Combined exposure to formaldehyde and PM2.5: Hematopoietic toxicity and molecular mechanism in mice.
2020
Abstract PM2.5 and formaldehyde (FA) are major outdoor and indoor air pollutants in China, respectively, and both are known to be harmful to human health and to be carcinogenic. Of all the known chronic health effects, leukaemia is one of the most serious health risks associated with these two pollutants.
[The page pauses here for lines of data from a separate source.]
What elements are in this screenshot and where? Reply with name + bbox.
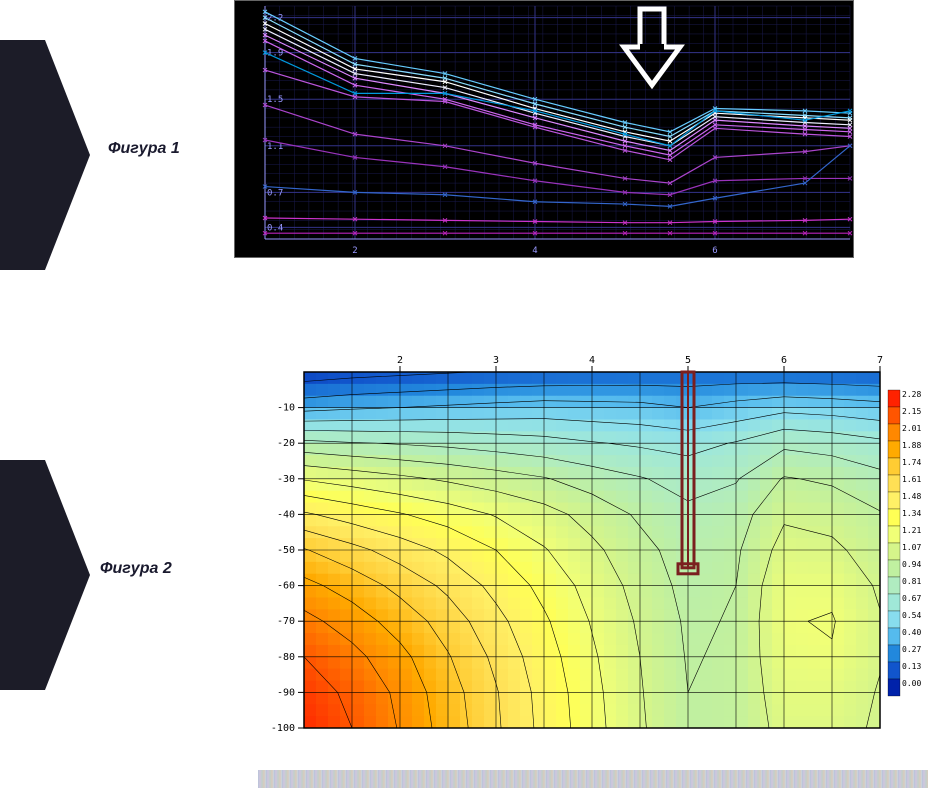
svg-text:0.40: 0.40	[902, 628, 921, 637]
svg-text:0.7: 0.7	[267, 188, 283, 198]
svg-text:6: 6	[781, 355, 787, 366]
svg-text:1.48: 1.48	[902, 492, 921, 501]
svg-text:2.28: 2.28	[902, 390, 921, 399]
chart1-line-plot: 2460.40.71.11.51.92.2	[234, 0, 854, 258]
svg-text:3: 3	[493, 355, 499, 366]
noise-strip	[258, 770, 928, 788]
chart2-heatmap: 2 3 4 5 6 7 -10 -20 -30 -40 -50 -60 -70 -80 -90 -100 2.2…	[258, 354, 928, 734]
figure-2-label: Фигура 2	[100, 560, 172, 578]
svg-text:1.88: 1.88	[902, 441, 921, 450]
svg-text:-100: -100	[271, 723, 295, 734]
svg-text:0.94: 0.94	[902, 560, 921, 569]
pointer-block-1	[0, 40, 90, 270]
svg-text:5: 5	[685, 355, 691, 366]
svg-text:0.13: 0.13	[902, 662, 921, 671]
svg-text:2.15: 2.15	[902, 407, 921, 416]
svg-text:0.81: 0.81	[902, 577, 921, 586]
svg-text:0.54: 0.54	[902, 611, 921, 620]
svg-text:-80: -80	[277, 652, 295, 663]
svg-text:-60: -60	[277, 581, 295, 592]
svg-text:1.21: 1.21	[902, 526, 921, 535]
svg-text:4: 4	[532, 246, 537, 256]
svg-text:7: 7	[877, 355, 883, 366]
svg-text:-30: -30	[277, 474, 295, 485]
svg-text:0.00: 0.00	[902, 679, 921, 688]
svg-text:6: 6	[712, 246, 717, 256]
svg-text:-40: -40	[277, 509, 295, 520]
svg-text:0.4: 0.4	[267, 223, 283, 233]
svg-text:1.61: 1.61	[902, 475, 921, 484]
svg-text:-10: -10	[277, 403, 295, 414]
svg-text:-70: -70	[277, 616, 295, 627]
svg-text:4: 4	[589, 355, 595, 366]
svg-text:-50: -50	[277, 545, 295, 556]
svg-text:0.27: 0.27	[902, 645, 921, 654]
svg-text:0.67: 0.67	[902, 594, 921, 603]
svg-text:1.74: 1.74	[902, 458, 921, 467]
svg-text:-20: -20	[277, 438, 295, 449]
svg-text:1.07: 1.07	[902, 543, 921, 552]
svg-text:-90: -90	[277, 687, 295, 698]
svg-text:1.34: 1.34	[902, 509, 921, 518]
svg-text:1.5: 1.5	[267, 95, 283, 105]
svg-text:2.01: 2.01	[902, 424, 921, 433]
svg-text:2: 2	[397, 355, 403, 366]
svg-text:2: 2	[352, 246, 357, 256]
figure-1-label: Фигура 1	[108, 140, 180, 158]
svg-text:2.2: 2.2	[267, 14, 283, 24]
pointer-block-2	[0, 460, 90, 690]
To explore the influence and underlying mechanisms of exposure to formaldehyde and PM2.5 on hematopoietic toxicity, we systematically studied the toxicity induced in hematopoietic organs: bone marrow (BM); spleen; and myeloid progenitor cells (MPCs). Male Balb/c mice were exposed to: PM2.5 (20, 160 μg/kg·d) at a dose of 40 μL per mouse or formaldehyde (0.5, 3.0 mg/m3) for 8 h per day for 2 weeks or co-exposed to formaldehyde and PM2.5 (20 μg/kg·d PM2.5 + 0.5 mg/m3 FA, 20 μg/kg·d PM2.5 + 3 mg/m3 FA, 160 μg/kg·d PM2.5 + 0.5 mg/m3 FA, 160 μg/kg·d PM2.5 + 3 mg/m3 FA) for 2 weeks. Similar toxic effects were found in the formaldehyde-only and PM2.5-only groups, including significant decrease of blood cells and MPCs, along with decreased expression of hematopoietic growth factors. In addition, individual exposure of formaldehyde or PM2.5 increased oxidative stress, DNA damage and immune system disorder by destroying the balance of Th1/Th2, and Treg/Th17. DNA repair was markedly inhibited by deregulating the mammalian target of rapamycin (mTOR) pathway. Combined exposure to PM2.5 and formaldehyde led to more severe effects. Administration of Vitamin E (VE) was shown to attenuate these effects. In conclusion, our findings suggested that PM2.5 and formaldehyde may induce hematopoietic toxicity by reducing the expression of hematopoietic growth factors, increasing oxidative stress and DNA damage, activating the ‘immune imbalance’ pathway and suppressing the DNA-repair related mTOR pathway. The hematopoietic toxicity induced by combined exposure of PM2.5 and formaldehyde might provide further insights into the increased incidence of hematological diseases, including human myeloid leukaemia.